There are a lot of generic answers here about spacecraft. I will try to answer the question specifically for Spirit and Opportunity.
90 sols was deemed sufficient to conduct the primary mission of the rovers, so the systems were designed and tested to assure full capability through the entire 90 sols.
The first thing expected to take a rover below full capability was dust on the solar panels. The dust deposition rate and impact on solar panels was well known from Mars Pathfinder, a 0.3% multiplicative power loss per sol, and was considered to be a global constant in normal weather conditions. It turns out it is global. So the solar panels were sized to support all of the driving, instrument and arm operations, communication, and thermal control required for full capability given about 3/4 power from the solar panels. I.e. they were oversized by a third, compared to the power they could deliver with no dust.
(I know someone will then want to ask why there were no mechanisms to remove dust from the panels. There are many answers on this site and other places to that question. Suffice it to say that oversizing the panels by a third was far and away the cheapest and most reliable way to meet the 90-sol lifetime requirement.

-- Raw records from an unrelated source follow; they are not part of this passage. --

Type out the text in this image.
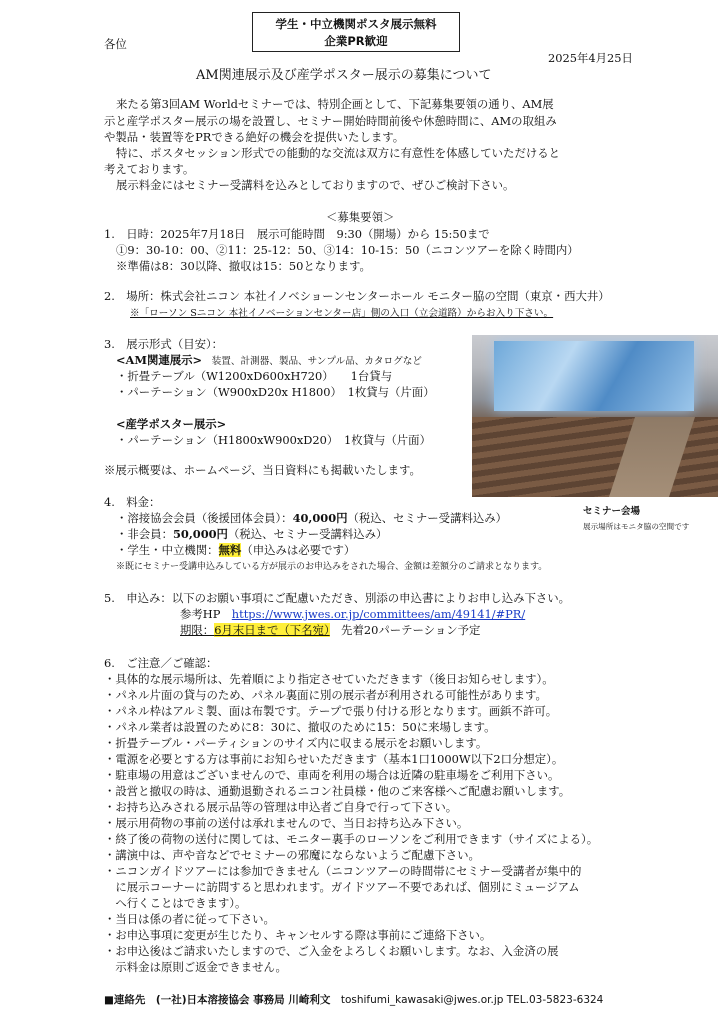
各位
学生・中立機関ポスタ展示無料
企業PR歓迎
2025年4月25日
AM関連展示及び産学ポスター展示の募集について
来たる第3回AM Worldセミナーでは、特別企画として、下記募集要領の通り、AM展
示と産学ポスター展示の場を設置し、セミナー開始時間前後や休憩時間に、AMの取組み
や製品・装置等をPRできる絶好の機会を提供いたします。
特に、ポスタセッション形式での能動的な交流は双方に有意性を体感していただけると
考えております。
展示料金にはセミナー受講料を込みとしておりますので、ぜひご検討下さい。
＜募集要領＞
1.　日時：2025年7月18日　展示可能時間　9:30（開場）から 15:50まで
①9：30-10：00、②11：25-12：50、③14：10-15：50（ニコンツアーを除く時間内）
※準備は8：30以降、撤収は15：50となります。
2.　場所：株式会社ニコン 本社イノベショーンセンターホール モニター脇の空間（東京・西大井）
※「ローソン Sニコン 本社イノベーションセンター店」側の入口（立会道路）からお入り下さい。
3.　展示形式（目安）：
<AM関連展示>　装置、計測器、製品、サンプル品、カタログなど
・折畳テーブル（W1200xD600xH720）　　1台貸与
・パーテーション（W900xD20x H1800）　1枚貸与（片面）
<産学ポスター展示>
・パーテーション（H1800xW900xD20）　1枚貸与（片面）
※展示概要は、ホームページ、当日資料にも掲載いたします。
セミナー会場
展示場所はモニタ脇の空間です
4.　料金：
・溶接協会会員（後援団体会員）：40,000円（税込、セミナー受講料込み）
・非会員：50,000円（税込、セミナー受講料込み）
・学生・中立機関：無料（申込みは必要です）
※既にセミナー受講申込みしている方が展示のお申込みをされた場合、金額は差額分のご請求となります。
5.　申込み：以下のお願い事項にご配慮いただき、別添の申込書によりお申し込み下さい。
参考HP　 https://www.jwes.or.jp/committees/am/49141/#PR/
期限：6月末日まで（下名宛）　先着20パーテーション予定
6.　ご注意／ご確認：
・具体的な展示場所は、先着順により指定させていただきます（後日お知らせします）。
・パネル片面の貸与のため、パネル裏面に別の展示者が利用される可能性があります。
・パネル枠はアルミ製、面は布製です。テープで張り付ける形となります。画鋲不許可。
・パネル業者は設置のために8：30に、撤収のために15：50に来場します。
・折畳テーブル・パーティションのサイズ内に収まる展示をお願いします。
・電源を必要とする方は事前にお知らせいただきます（基本1口1000W以下2口分想定）。
・駐車場の用意はございませんので、車両を利用の場合は近隣の駐車場をご利用下さい。
・設営と撤収の時は、通勤退勤されるニコン社員様・他のご来客様へご配慮お願いします。
・お持ち込みされる展示品等の管理は申込者ご自身で行って下さい。
・展示用荷物の事前の送付は承れませんので、当日お持ち込み下さい。
・終了後の荷物の送付に関しては、モニター裏手のローソンをご利用できます（サイズによる）。
・講演中は、声や音などでセミナーの邪魔にならないようご配慮下さい。
・ニコンガイドツアーには参加できません（ニコンツアーの時間帯にセミナー受講者が集中的
　に展示コーナーに訪問すると思われます。ガイドツアー不要であれば、個別にミュージアム
　へ行くことはできます）。
・当日は係の者に従って下さい。
・お申込事項に変更が生じたり、キャンセルする際は事前にご連絡下さい。
・お申込後はご請求いたしますので、ご入金をよろしくお願いします。なお、入金済の展
　示料金は原則ご返金できません。
■連絡先　(一社)日本溶接協会 事務局 川崎利文　 toshifumi_kawasaki@jwes.or.jp TEL.03-5823-6324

No money could be spent to go beyond the contractual requirements.)
We can see that even with the expected dust deposition, the rover would not just up and die at 90 sols. Its capability would only start to be reduced below "full". You could keep going for a long time, continuing to reduce the operations until the solar panels got so covered in dust that the rover could no longer communicate or maintain thermal control. Furthermore the power required for full capability was conservatively estimated during the design process, and the rover actually required less than those estimates for "full". As the rover was operated, we got smarter about how to conserve power, and could make each watt-hour drive that much further or send back that much more data.
Still, that 0.3% per sol is relentless. You can't go forever. Before we launched, I predicted that the rovers would each last for at least nine months before succumbing. They would be down to 44% power on the panels, and even more loss due to the seasonal movement of Sun north and so less light on level panels. Other folk on the project thought I was nuts. They were thinking six months, tops. In any case, there was no way they could go indefinitely, even if they were parked on the sides of hills to try to point the panels more at the Sun.
So what happened? How did they keep going after nine months? For years?!
Luck.
Every once in a while, around the same time of the Martian year, the rovers would experience "cleaning events". For terminology, "dust factor" is a percentage of energy delivered by the solar panels compared to when they were shiny and new, taking into account tilt, the latitude of the Sun, and atmospheric opacity. When a cleaning event occurred, the dust factor would jump up suddenly by 10's of percents overnight! This could occur for a few nights, removing the majority of the dust on the panels. Here is a before and after picture of Opportunity from the 2014 cleaning events:
(click, and click again to embiggen)
Each time this happened, the rovers would get a new lease on life. We got cleaning events reliably every Martian year. Until one year we got none for Spirit. Spirit died shortly thereafter.
The other expected life-limiters on the rovers were the brushed DC electric motors, and the lithium-ion battery. In fact, one of the wheel drive motors went out on Spirit, about two Earth years into the mission. Spirit continued to limp along for four more years, dragging that wheel through the dirt. (Once resulting in a scientific discovery found in the trench left behind. In image below, you can see white silica in part of typical Spirit trench dug by stuck wheel.) Due to the failed wheel, Spirit became stuck and could not free itself. Its inability to position on the side of a hill when the Sun moved North again contributed to its loss when the cleaning events didn't return.
Opportunity also lost a motor, but it was a steering motor, and so had less impact on mobility. And Opportunity continued to see cleaning events each Martian year, up until it got hit by the giant global dust storm.
The motors were only tested to three times the 90 sols, simulating the operation and environmental temperature swings. And there were failures in some of the those tests, which resulted in some changes. So it is quite amazing that those motors lasted as long as they did, even with the two failures.
Though we were worried about the lifetime of the batteries in the rovers, they were remarkably reliable through their many years of operations, and lost very little of their capacity.
In general, electronics is not expected to degrade over time, so long as thermal control is maintained. You are only subject to random failures, which can occur. There were some failures in the flash memory on Opportunity, as it got older. Flash memory has a wear out mechanism, though we tend to not notice it since we don't use the same flash memory for a decade. Eventually the operations team gave up on the flash.
Bottom line, Mars cleaned off the solar panels most of the time, but in the end both rovers died because of dust. There were in fact two motor failures, but the rovers were able to keep going. The batteries held up way better than we expected. The electronics I would expect to keep working, though the flash memory failed on one of the rovers.
That's how the rovers lasted so long. Every spacecraft's story is different.